Abstract: This talk will cover both a brief introduction of Horizon Robotics and the personal learning in developing products primarily using computer vision techniques. Artificial intelligence startup Horizon Robotics, founded in June 2015, strives to innovate turn-key solutions that integrate software, hardware, and cloud systems, to make human life more convenient, safe, and fun. In productionizing image recognition techniques, especially using deep convolutional neural networks, the major technical challenges include, but not limited to, the balance between computational efficiency and recognition accuracy (i.e., the cost vs. performance), the trade-off of developing time against functionalities, the issues on product consistency, reliability and the deliverables. Nevertheless, the rapid advance of computer vision technology opens up more business opportunities such as smart home and autonomous driving, etc.

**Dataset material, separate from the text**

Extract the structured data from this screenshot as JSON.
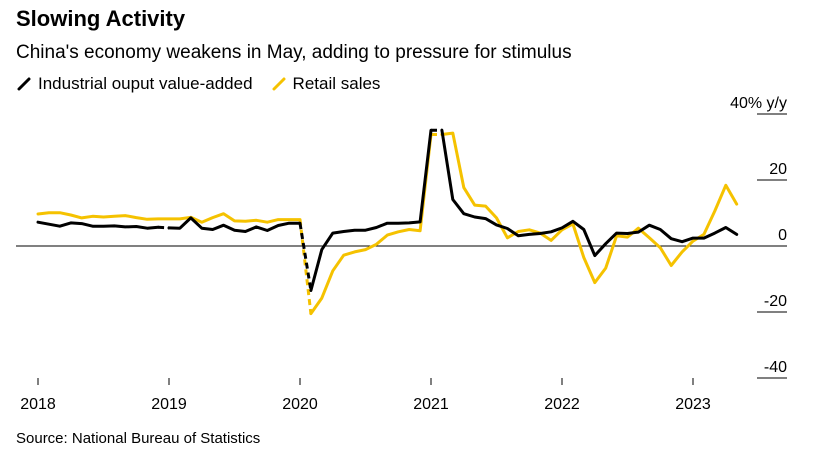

Bio: Dr. Ming Yang is the Co-founder & Vice President of Horizon Robotics Inc. He is one of the founding members of the Facebook Artificial Intelligence Research (FAIR) and a former senior researcher at NEC Labs America. Dr. Yang is a well-recognized researcher in computer vision and machine learning. His research interests include object tracking, face recognition, massive image retrieval and multimedia content analysis. Dr. Yang owns 14 US patents, and has over 50 publications in top international conferences and journals with more than 3400 citations, h-index 28. During his tenure at Facebook, Dr. Yang led the deep learning research project “DeepFace”, which had a significant impact in the deep learning research community and got widely reported by various media including Science Magazine, MIT Tech Review and Forbes. Dr. Ming Yang received his B.Eng. and M.Eng. degree from the Department of Electrical Engineering at Tsinghua University and Ph.D. degree from the Department of Electrical Engineering and Computer Science at Northwestern University.